What about exhalation? How we exhale represents how we handle negativity, in general, and our willingness to let go of what is no longer needed. For example when Breath Analysis shows vigorous blowing as we exhale, it is a sign of attempting to push negativity away, instead of simply letting it dissipate or leave our awareness. This breathing pattern indicates a worrier personality, a fighter wanting to fight negativity. However, what we resist persists. Trying to push something away tends to give it more power, making it return even stronger. It can also create hyperventilation as it causes an unnatural imbalance of oxygen and carbon dioxide within the body. A person with this condition may end up suffering from various kinds of anxiety problems.
Another important thing we review is whether the person controls the exhalation by tightening muscles in the solar plexus and releasing the breath out gradually. The person who has this breath pattern might have a tendency to ruminate on negative thoughts about themselves and others in general. Therefore, they try to control the external world in order to prevent more negative events from happening.

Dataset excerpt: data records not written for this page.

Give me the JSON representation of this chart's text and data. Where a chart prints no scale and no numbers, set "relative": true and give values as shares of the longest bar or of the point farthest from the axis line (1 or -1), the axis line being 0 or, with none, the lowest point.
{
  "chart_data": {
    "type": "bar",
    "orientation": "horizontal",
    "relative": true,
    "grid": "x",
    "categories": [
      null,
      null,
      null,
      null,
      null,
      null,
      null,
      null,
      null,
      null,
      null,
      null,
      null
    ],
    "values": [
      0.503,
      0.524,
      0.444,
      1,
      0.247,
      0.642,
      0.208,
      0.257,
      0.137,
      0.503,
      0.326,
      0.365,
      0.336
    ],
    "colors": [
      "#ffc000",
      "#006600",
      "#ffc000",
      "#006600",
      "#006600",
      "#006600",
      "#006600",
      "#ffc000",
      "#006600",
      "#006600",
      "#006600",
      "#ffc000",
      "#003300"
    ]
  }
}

Learning to just let the breath go, in a relaxed, unvoiced flow establishes a relationship with life that enables us to deal with negativity in a healthier way. The more we relax as we exhale and release toxins, the more we relax our hold on unhealthy behaviour patterns. Relaxing as we exhale calms our physiology and tells the subconscious mind that it is safe to let go of any worry, anger, or disappointment over unplanned circumstances. We are free to take in the experience of the present moment and respond to it with full awareness.

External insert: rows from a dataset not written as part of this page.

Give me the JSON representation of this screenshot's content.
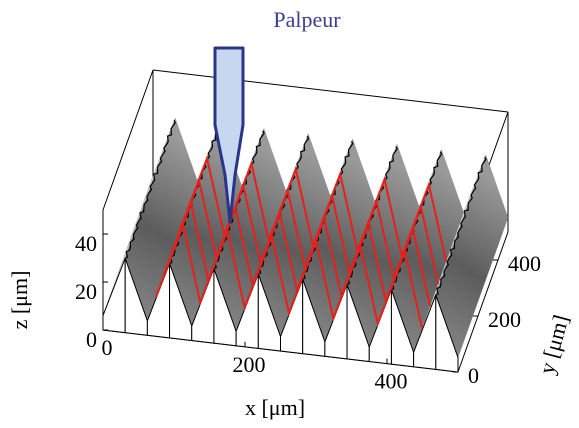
{
  "chart_data": {
    "type": "surface3d",
    "annotation": "Palpeur",
    "xlabel": "x [μm]",
    "ylabel": "y [μm]",
    "zlabel": "z [μm]",
    "xlim": [
      0,
      500
    ],
    "ylim": [
      0,
      500
    ],
    "zlim": [
      0,
      50
    ],
    "xticks": [
      0,
      200,
      400
    ],
    "yticks": [
      0,
      200,
      400
    ],
    "zticks": [
      0,
      20,
      40
    ]
  }
}
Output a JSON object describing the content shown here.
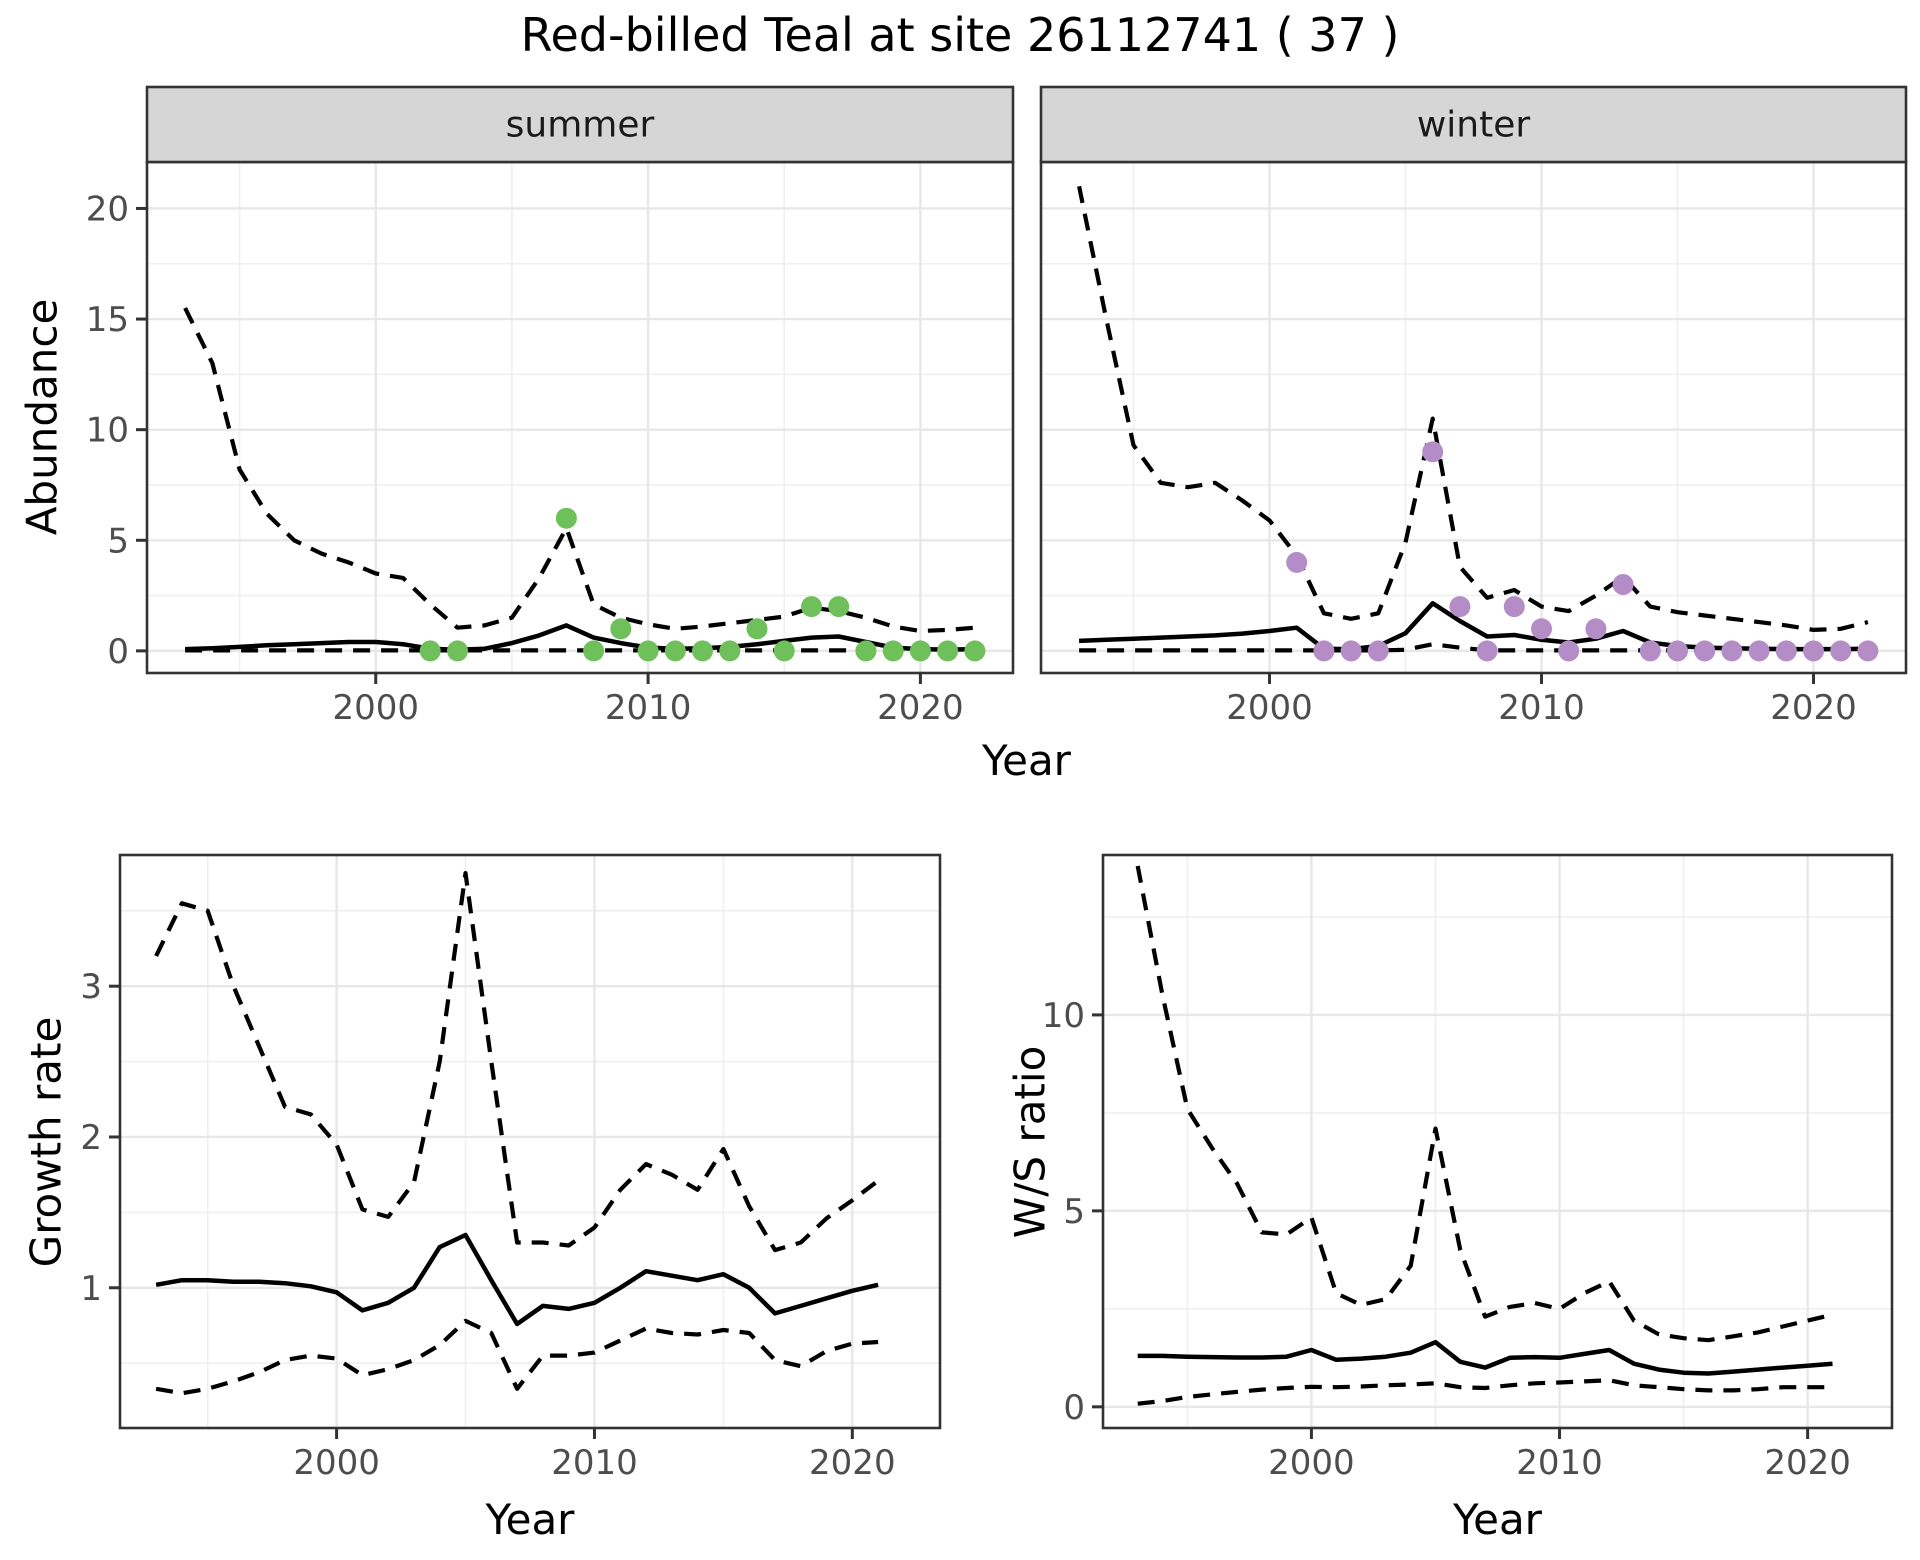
{
  "title": "Red-billed Teal at site 26112741 ( 37 )",
  "shared": {
    "xlabel": "Year",
    "x_domain": [
      1991.6,
      2023.4
    ],
    "x_ticks": [
      2000,
      2010,
      2020
    ],
    "x_minor": [
      1995,
      2005,
      2015
    ]
  },
  "colors": {
    "summer_point": "#6FBF5A",
    "winter_point": "#B48DC6",
    "line": "#000000",
    "grid_major": "#E7E7E7",
    "grid_minor": "#EFEFEF",
    "panel_border": "#333333",
    "strip_bg": "#D6D6D6",
    "strip_text": "#1A1A1A",
    "tick_text": "#4D4D4D",
    "tick_mark": "#333333"
  },
  "chart_data": [
    {
      "id": "summer",
      "type": "line+scatter",
      "facet_label": "summer",
      "ylabel": "Abundance",
      "xlabel": "Year",
      "y_domain": [
        -1.0,
        22.1
      ],
      "y_ticks": [
        0,
        5,
        10,
        15,
        20
      ],
      "y_minor": [
        2.5,
        7.5,
        12.5,
        17.5
      ],
      "show_y_labels": true,
      "x": [
        1993,
        1994,
        1995,
        1996,
        1997,
        1998,
        1999,
        2000,
        2001,
        2002,
        2003,
        2004,
        2005,
        2006,
        2007,
        2008,
        2009,
        2010,
        2011,
        2012,
        2013,
        2014,
        2015,
        2016,
        2017,
        2018,
        2019,
        2020,
        2021,
        2022
      ],
      "series": [
        {
          "name": "mean",
          "style": "solid",
          "values": [
            0.08,
            0.12,
            0.18,
            0.25,
            0.3,
            0.35,
            0.4,
            0.4,
            0.3,
            0.1,
            0.05,
            0.1,
            0.35,
            0.7,
            1.15,
            0.6,
            0.35,
            0.15,
            0.1,
            0.12,
            0.18,
            0.3,
            0.45,
            0.6,
            0.65,
            0.4,
            0.15,
            0.08,
            0.06,
            0.08
          ]
        },
        {
          "name": "upper_ci",
          "style": "dashed",
          "values": [
            15.5,
            13.0,
            8.2,
            6.2,
            5.0,
            4.4,
            4.0,
            3.5,
            3.3,
            2.1,
            1.05,
            1.15,
            1.5,
            3.3,
            5.55,
            2.1,
            1.5,
            1.2,
            1.0,
            1.1,
            1.25,
            1.4,
            1.55,
            1.95,
            1.8,
            1.5,
            1.1,
            0.9,
            0.95,
            1.05
          ]
        },
        {
          "name": "lower_ci",
          "style": "dashed",
          "values": [
            0.02,
            0.02,
            0.02,
            0.02,
            0.02,
            0.02,
            0.02,
            0.02,
            0.02,
            0.02,
            0.02,
            0.02,
            0.02,
            0.02,
            0.02,
            0.02,
            0.02,
            0.02,
            0.02,
            0.02,
            0.02,
            0.02,
            0.02,
            0.02,
            0.02,
            0.02,
            0.02,
            0.02,
            0.02,
            0.02
          ]
        }
      ],
      "points": {
        "color_key": "summer_point",
        "data": [
          [
            2002,
            0
          ],
          [
            2003,
            0
          ],
          [
            2007,
            6
          ],
          [
            2008,
            0
          ],
          [
            2009,
            1
          ],
          [
            2010,
            0
          ],
          [
            2011,
            0
          ],
          [
            2012,
            0
          ],
          [
            2013,
            0
          ],
          [
            2014,
            1
          ],
          [
            2015,
            0
          ],
          [
            2016,
            2
          ],
          [
            2017,
            2
          ],
          [
            2018,
            0
          ],
          [
            2019,
            0
          ],
          [
            2020,
            0
          ],
          [
            2021,
            0
          ],
          [
            2022,
            0
          ]
        ]
      }
    },
    {
      "id": "winter",
      "type": "line+scatter",
      "facet_label": "winter",
      "ylabel": "Abundance",
      "xlabel": "Year",
      "y_domain": [
        -1.0,
        22.1
      ],
      "y_ticks": [
        0,
        5,
        10,
        15,
        20
      ],
      "y_minor": [
        2.5,
        7.5,
        12.5,
        17.5
      ],
      "show_y_labels": false,
      "x": [
        1993,
        1994,
        1995,
        1996,
        1997,
        1998,
        1999,
        2000,
        2001,
        2002,
        2003,
        2004,
        2005,
        2006,
        2007,
        2008,
        2009,
        2010,
        2011,
        2012,
        2013,
        2014,
        2015,
        2016,
        2017,
        2018,
        2019,
        2020,
        2021,
        2022
      ],
      "series": [
        {
          "name": "mean",
          "style": "solid",
          "values": [
            0.45,
            0.5,
            0.55,
            0.6,
            0.65,
            0.7,
            0.78,
            0.9,
            1.05,
            0.1,
            0.08,
            0.22,
            0.8,
            2.15,
            1.35,
            0.65,
            0.72,
            0.5,
            0.38,
            0.55,
            0.9,
            0.38,
            0.22,
            0.15,
            0.12,
            0.1,
            0.08,
            0.08,
            0.08,
            0.1
          ]
        },
        {
          "name": "upper_ci",
          "style": "dashed",
          "values": [
            21.0,
            15.0,
            9.3,
            7.6,
            7.4,
            7.6,
            6.8,
            5.9,
            4.3,
            1.7,
            1.45,
            1.7,
            4.9,
            10.5,
            3.8,
            2.4,
            2.75,
            2.0,
            1.8,
            2.5,
            3.35,
            2.0,
            1.75,
            1.6,
            1.45,
            1.3,
            1.15,
            0.95,
            1.0,
            1.3
          ]
        },
        {
          "name": "lower_ci",
          "style": "dashed",
          "values": [
            0.02,
            0.02,
            0.02,
            0.02,
            0.02,
            0.02,
            0.02,
            0.02,
            0.02,
            0.02,
            0.02,
            0.02,
            0.05,
            0.3,
            0.15,
            0.02,
            0.02,
            0.02,
            0.02,
            0.02,
            0.02,
            0.02,
            0.02,
            0.02,
            0.02,
            0.02,
            0.02,
            0.02,
            0.02,
            0.02
          ]
        }
      ],
      "points": {
        "color_key": "winter_point",
        "data": [
          [
            2001,
            4
          ],
          [
            2002,
            0
          ],
          [
            2003,
            0
          ],
          [
            2004,
            0
          ],
          [
            2006,
            9
          ],
          [
            2007,
            2
          ],
          [
            2008,
            0
          ],
          [
            2009,
            2
          ],
          [
            2010,
            1
          ],
          [
            2011,
            0
          ],
          [
            2012,
            1
          ],
          [
            2013,
            3
          ],
          [
            2014,
            0
          ],
          [
            2015,
            0
          ],
          [
            2016,
            0
          ],
          [
            2017,
            0
          ],
          [
            2018,
            0
          ],
          [
            2019,
            0
          ],
          [
            2020,
            0
          ],
          [
            2021,
            0
          ],
          [
            2022,
            0
          ]
        ]
      }
    },
    {
      "id": "growth_rate",
      "type": "line",
      "facet_label": null,
      "ylabel": "Growth rate",
      "xlabel": "Year",
      "y_domain": [
        0.07,
        3.87
      ],
      "y_ticks": [
        1,
        2,
        3
      ],
      "y_minor": [
        0.5,
        1.5,
        2.5,
        3.5
      ],
      "show_y_labels": true,
      "x": [
        1993,
        1994,
        1995,
        1996,
        1997,
        1998,
        1999,
        2000,
        2001,
        2002,
        2003,
        2004,
        2005,
        2006,
        2007,
        2008,
        2009,
        2010,
        2011,
        2012,
        2013,
        2014,
        2015,
        2016,
        2017,
        2018,
        2019,
        2020,
        2021
      ],
      "series": [
        {
          "name": "mean",
          "style": "solid",
          "values": [
            1.02,
            1.05,
            1.05,
            1.04,
            1.04,
            1.03,
            1.01,
            0.97,
            0.85,
            0.9,
            1.0,
            1.27,
            1.35,
            1.05,
            0.76,
            0.88,
            0.86,
            0.9,
            1.0,
            1.11,
            1.08,
            1.05,
            1.09,
            1.0,
            0.83,
            0.88,
            0.93,
            0.98,
            1.02
          ]
        },
        {
          "name": "upper_ci",
          "style": "dashed",
          "values": [
            3.2,
            3.55,
            3.5,
            3.0,
            2.6,
            2.2,
            2.15,
            1.95,
            1.52,
            1.47,
            1.7,
            2.5,
            3.75,
            2.5,
            1.3,
            1.3,
            1.28,
            1.4,
            1.65,
            1.82,
            1.75,
            1.65,
            1.92,
            1.54,
            1.25,
            1.3,
            1.46,
            1.58,
            1.71
          ]
        },
        {
          "name": "lower_ci",
          "style": "dashed",
          "values": [
            0.33,
            0.3,
            0.33,
            0.38,
            0.44,
            0.52,
            0.55,
            0.53,
            0.42,
            0.46,
            0.52,
            0.62,
            0.78,
            0.7,
            0.33,
            0.55,
            0.55,
            0.57,
            0.65,
            0.73,
            0.7,
            0.69,
            0.72,
            0.7,
            0.52,
            0.48,
            0.58,
            0.63,
            0.64
          ]
        }
      ],
      "points": null
    },
    {
      "id": "ws_ratio",
      "type": "line",
      "facet_label": null,
      "ylabel": "W/S ratio",
      "xlabel": "Year",
      "y_domain": [
        -0.54,
        14.08
      ],
      "y_ticks": [
        0,
        5,
        10
      ],
      "y_minor": [
        2.5,
        7.5,
        12.5
      ],
      "show_y_labels": true,
      "x": [
        1993,
        1994,
        1995,
        1996,
        1997,
        1998,
        1999,
        2000,
        2001,
        2002,
        2003,
        2004,
        2005,
        2006,
        2007,
        2008,
        2009,
        2010,
        2011,
        2012,
        2013,
        2014,
        2015,
        2016,
        2017,
        2018,
        2019,
        2020,
        2021
      ],
      "series": [
        {
          "name": "mean",
          "style": "solid",
          "values": [
            1.3,
            1.3,
            1.28,
            1.27,
            1.26,
            1.26,
            1.28,
            1.45,
            1.2,
            1.23,
            1.28,
            1.38,
            1.65,
            1.15,
            1.0,
            1.25,
            1.27,
            1.25,
            1.35,
            1.45,
            1.1,
            0.95,
            0.87,
            0.85,
            0.9,
            0.95,
            1.0,
            1.05,
            1.1
          ]
        },
        {
          "name": "upper_ci",
          "style": "dashed",
          "values": [
            13.8,
            10.5,
            7.6,
            6.6,
            5.7,
            4.45,
            4.4,
            4.83,
            2.9,
            2.6,
            2.75,
            3.6,
            7.1,
            4.0,
            2.3,
            2.55,
            2.65,
            2.5,
            2.9,
            3.2,
            2.2,
            1.85,
            1.75,
            1.7,
            1.8,
            1.9,
            2.05,
            2.2,
            2.35
          ]
        },
        {
          "name": "lower_ci",
          "style": "dashed",
          "values": [
            0.08,
            0.15,
            0.25,
            0.32,
            0.38,
            0.44,
            0.48,
            0.51,
            0.5,
            0.52,
            0.55,
            0.57,
            0.6,
            0.5,
            0.48,
            0.55,
            0.6,
            0.62,
            0.65,
            0.68,
            0.55,
            0.5,
            0.45,
            0.42,
            0.42,
            0.45,
            0.5,
            0.5,
            0.5
          ]
        }
      ],
      "points": null
    }
  ]
}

Even if we have been limiting our restricted breathing patterns our entire lives, these patterns can quickly be overcome and changed in just a few sessions, and sometimes in just a few moments.
I have come to understand that the connection between my breath and my emotional state holds a greater intelligence than the connection between my mind and its intelligence. The breath mirrors every feeling and thought in myself.

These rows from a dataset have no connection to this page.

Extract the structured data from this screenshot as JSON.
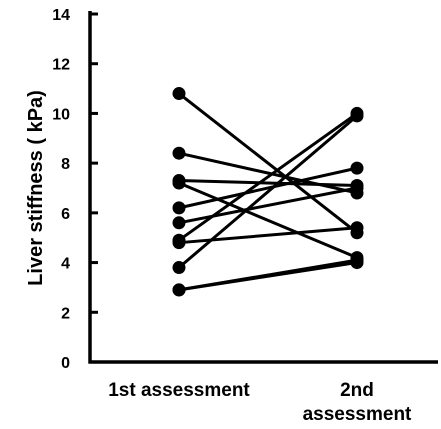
{
  "chart_data": {
    "type": "line",
    "title": "",
    "xlabel": "",
    "ylabel": "Liver stiffness ( kPa)",
    "categories": [
      [
        "1st assessment"
      ],
      [
        "2nd",
        "assessment"
      ]
    ],
    "ylim": [
      0,
      14
    ],
    "yticks": [
      0,
      2,
      4,
      6,
      8,
      10,
      12,
      14
    ],
    "grid": false,
    "legend": "none",
    "color": "#000000",
    "series": [
      {
        "values": [
          10.8,
          5.2
        ]
      },
      {
        "values": [
          8.4,
          6.8
        ]
      },
      {
        "values": [
          7.3,
          7.1
        ]
      },
      {
        "values": [
          7.2,
          4.2
        ]
      },
      {
        "values": [
          6.2,
          7.8
        ]
      },
      {
        "values": [
          5.6,
          7.0
        ]
      },
      {
        "values": [
          4.9,
          10.0
        ]
      },
      {
        "values": [
          4.8,
          5.4
        ]
      },
      {
        "values": [
          3.8,
          9.9
        ]
      },
      {
        "values": [
          2.9,
          4.0
        ]
      },
      {
        "values": [
          2.9,
          4.1
        ]
      }
    ]
  }
}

By understanding what your breath tells you about yourself, you become self-responsible, rather than looking to others to provide what you need. Therefore you became more ‘authentic’, while maintaining a sense of yourself as separate – not merging with others, and not projecting nor transferring your experience onto them.
I have learnt that with Transformational Breath® as my teacher, I can participate in experiencing physical body alongside my emotions, thoughts, assumptions, and beliefs. It is through this sensing my physical body with breath that I create my true self. Emotions no longer overwhelm as they find their home in my body. My thoughts are part of the whole, rather than ruling my being.